# Field strength to deflect electron in a cathode-ray tube

1. May 20, 2017

### David23454

1. The problem statement, all variables and given/known data

An electron in a cathode-ray tube is accelerated through a potential difference of 10 kV, then passes through the d = 2.4-cm-wide region of uniform magnetic field in the figure(Figure 1) .

What field strength will deflect the electron by θ = 13 degrees?

2. Relevant equations

Δx=vt+0.5aΔt2
KE=0.5mv2
U=qΔV
F=qvBsin(θ)
F=ma
B=ma/qvsin(θ)
Ki+Ui=Kf+Uf

3. The attempt at a solution

Since Ki=0, then Kf=-ΔU
Since U=qΔV, then Kf=-qΔV
Since Kf=0.5mv2, then 0.5mv2=-qΔV

Using 0.5mv2=-qΔV, and inputing values 0.5(9.11×10-31)v2)=-(-1.60×10-19)(10,000)

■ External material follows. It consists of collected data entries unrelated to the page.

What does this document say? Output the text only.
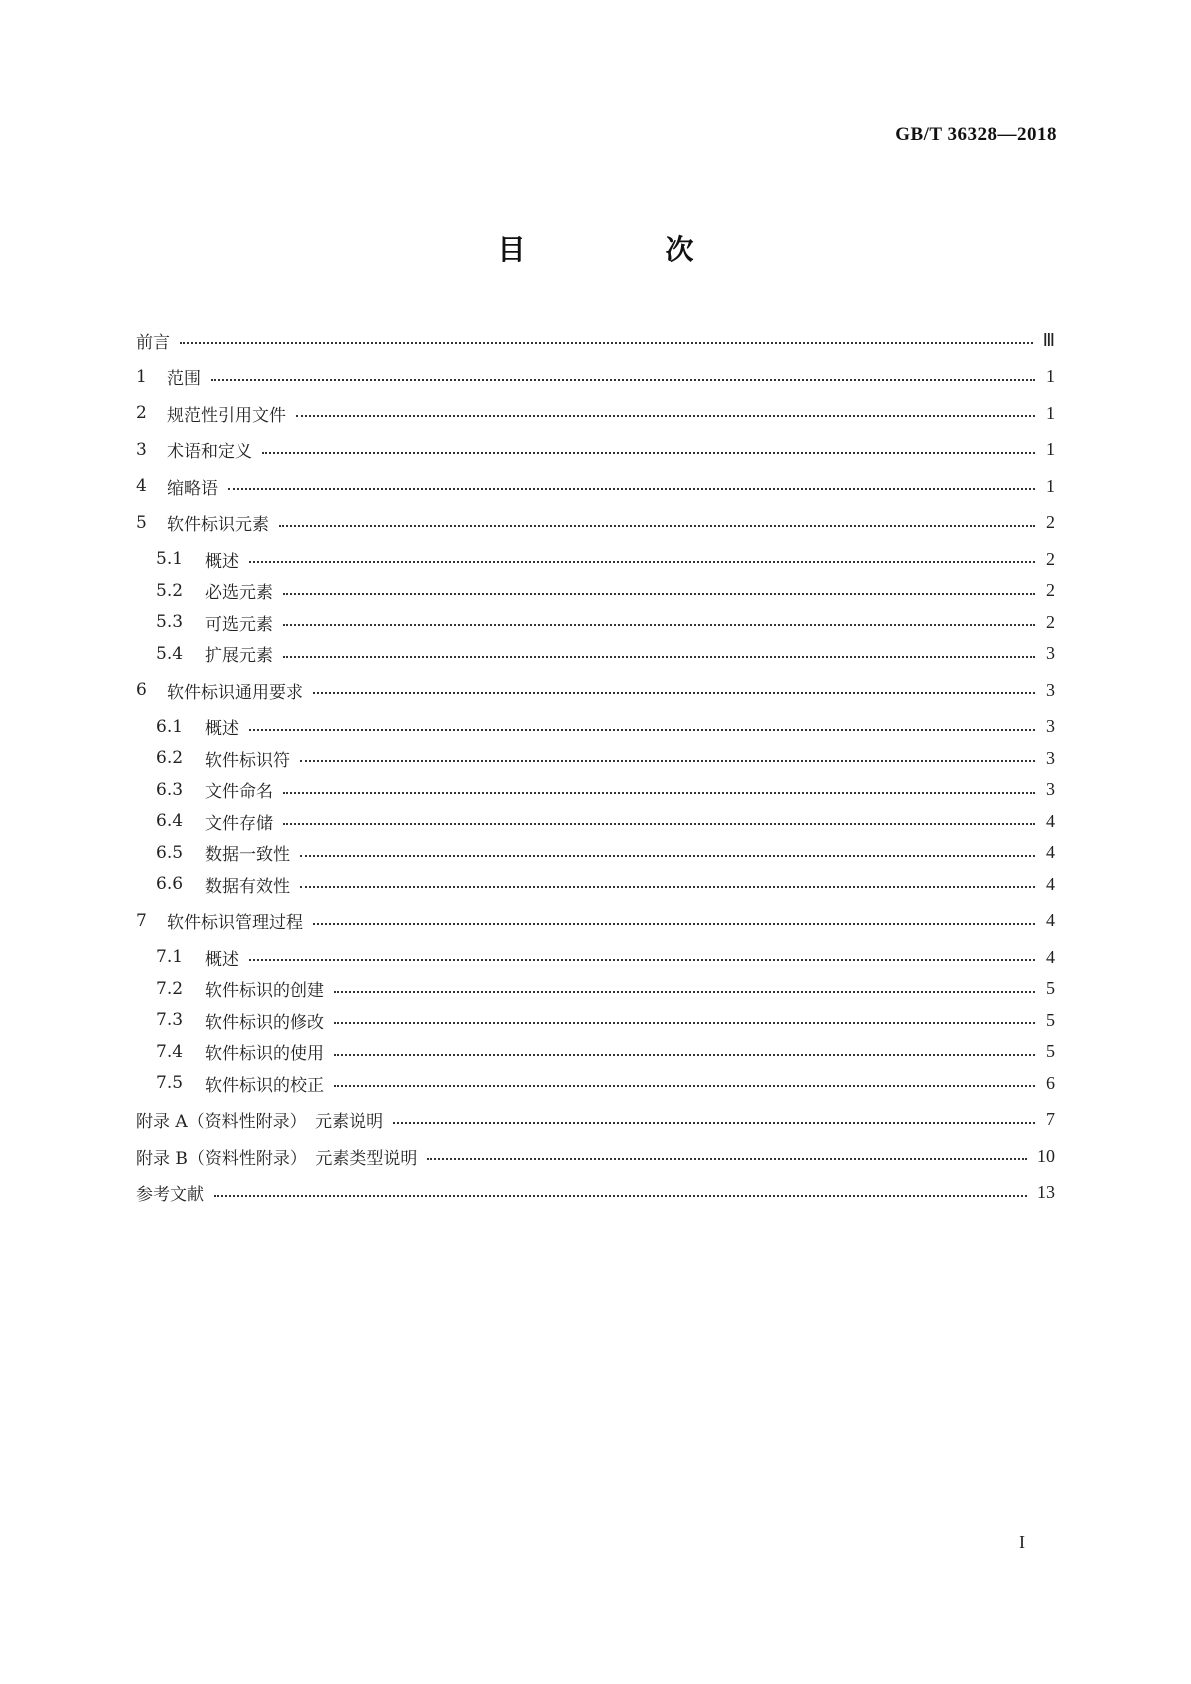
GB/T 36328—2018
目　次
前言	Ⅲ
1	范围	1
2	规范性引用文件	1
3	术语和定义	1
4	缩略语	1
5	软件标识元素	2
5.1	概述	2
5.2	必选元素	2
5.3	可选元素	2
5.4	扩展元素	3
6	软件标识通用要求	3
6.1	概述	3
6.2	软件标识符	3
6.3	文件命名	3
6.4	文件存储	4
6.5	数据一致性	4
6.6	数据有效性	4
7	软件标识管理过程	4
7.1	概述	4
7.2	软件标识的创建	5
7.3	软件标识的修改	5
7.4	软件标识的使用	5
7.5	软件标识的校正	6
附录 A（资料性附录）　元素说明	7
附录 B（资料性附录）　元素类型说明	10
参考文献	13
I
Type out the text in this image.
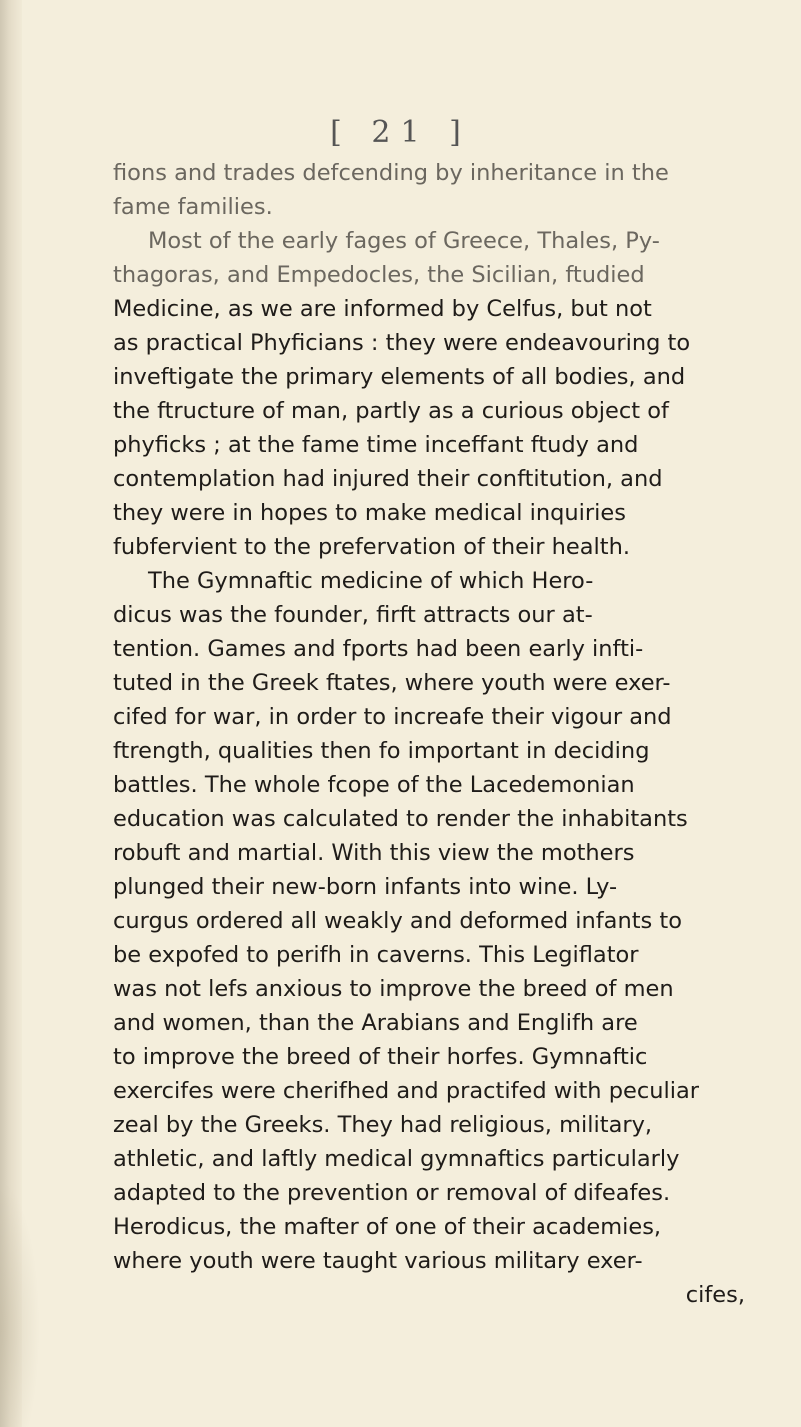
[ 21 ]
fions and trades defcending by inheritance in the
fame families.
Most of the early fages of Greece, Thales, Py-
thagoras, and Empedocles, the Sicilian, ftudied
Medicine, as we are informed by Celfus, but not
as practical Phyficians : they were endeavouring to
inveftigate the primary elements of all bodies, and
the ftructure of man, partly as a curious object of
phyficks ; at the fame time inceffant ftudy and
contemplation had injured their conftitution, and
they were in hopes to make medical inquiries
fubfervient to the prefervation of their health.
The Gymnaftic medicine of which Hero-
dicus was the founder, firft attracts our at-
tention. Games and fports had been early infti-
tuted in the Greek ftates, where youth were exer-
cifed for war, in order to increafe their vigour and
ftrength, qualities then fo important in deciding
battles. The whole fcope of the Lacedemonian
education was calculated to render the inhabitants
robuft and martial. With this view the mothers
plunged their new-born infants into wine. Ly-
curgus ordered all weakly and deformed infants to
be expofed to perifh in caverns. This Legiflator
was not lefs anxious to improve the breed of men
and women, than the Arabians and Englifh are
to improve the breed of their horfes. Gymnaftic
exercifes were cherifhed and practifed with peculiar
zeal by the Greeks. They had religious, military,
athletic, and laftly medical gymnaftics particularly
adapted to the prevention or removal of difeafes.
Herodicus, the mafter of one of their academies,
where youth were taught various military exer-
cifes,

So, v after acceleration by ΔV is 5.931×107 m/s.

Δx=viΔt+0.5axΔt2
Since ax=0, because the force should be acting to change only the ay
t=4.047×10-10 s
so, Δy=viΔt+0.5ayΔt2

and since Δy=0.024tan(13)=5.54×10-3

then, ay=6.765×1016

Since: F=qvBsin(θ) and F=ma, then
B=ma/qvsin(θ), and θ=90, (I think?)
so
B=(9.11×10-31)(6.756×1016)/(1.60×10-19)(5.931×107)=6.49×10-3 T

This answer is incorrect. Could someone show me where I went wrong? Thanks!

2. May 20, 2017

### kuruman

The magnetic force is perpendicular to the velocity. In F = q v B sinθ, θ = π/2. The angle that you seeking has to do with the circular arc of the electron's trajectory.

3. May 20, 2017

### David23454

Right. I'm pretty sure I used π/2=90 degrees in my calculations. I'm trying to find the field strength needed to deflect the electron. Any idea where I went wrong in my calculations?

4. May 20, 2017

### kuruman

This is where you went wrong. What I am trying to say is that the electron undergoes uniform circular motion in he region of magnetic field. The acceleration is centripetal.

5. May 20, 2017

### David23454

Oh, I think I see. So, the acceleration I should use to input into the equation B=ma/qv should be:

ac=V2/r

How would I calculate the "r" in the equation for centripetal acceleration?

6. May 20, 2017

### kuruman

The "r" depends on the magnetic field. Can you find an expression for it in terms of the magnetic field?

7. May 20, 2017

### David23454

Ye
Yes, r=mv/qB, but since the magnetic field is what I'm trying to find, I'm not sure what I can do with it.

8. May 20, 2017

### kuruman

Remember that the electron is undergoing uniform circular motion. Can you write expressions for the x and y components of its position as a function of time? Note that at t = 0, the electron is at position {0, mv/qB} and moving with velocity {v, 0}.

Last edited: May 20, 2017
9. May 20, 2017

### David23454

Wait, I think I might be getting it, so the equation would look like :

since ac=v2/(mv/qB) then
B=m((v2)/(mv/qB))/qv

10. May 20, 2017

### kuruman

You are going around in a circle. This gives you B = B if you simplify.

11. May 20, 2017

### David23454

ok

12. May 20, 2017

### kuruman

13. May 20, 2017

### David23454

x(t)=vx+0.5axt2 and y(t)=vyt+0.5ayt2

I know that I have to incorporate something relating to the fact that at t=0 where position is (0, mv/qB) and velocity is (v,0), but I'm not sure how to proceed.

14. May 20, 2017

### kuruman

Please forget the equations that you quoted. They are not pertinent to uniform circular motion. In uniform circular motion the object is going around a circle at constant speed. This would be the case here if the magnetic field extended over a larger region. Instead the particle exits the field, nevertheless while it's still in the field region, it moves at constant speed.
Try this approach. Draw a picture of the particle at the exit point and a vector from the center of the circle (remember it has radius mv/qB). The x-component of the position vector must be what?

15. May 20, 2017

### David23454

The x-component of the position should be the length of box containing the magnetic field (xf-xi)=0.024 m, and the y-component of the position should be y=(0.024)tan(13).

Last edited: May 20, 2017
16. May 21, 2017

### David23454

Using geometry, I think the radius of the should be (Δx2+Δy2)/2Δy, which should be 0.05476 m. Then I should be able to put it in the formula B=mv/rq. Does this sound correct?

17. May 21, 2017

### haruspex

No.
Draw a diagram showing the arc of travel and the centre of the arc, joining the centre to the ends of the arc with two radii to form a sector.
What is the angle in the sector, i.e. between the radii?
In terms of that angle and the radius, what is the distance travelled along the x axis?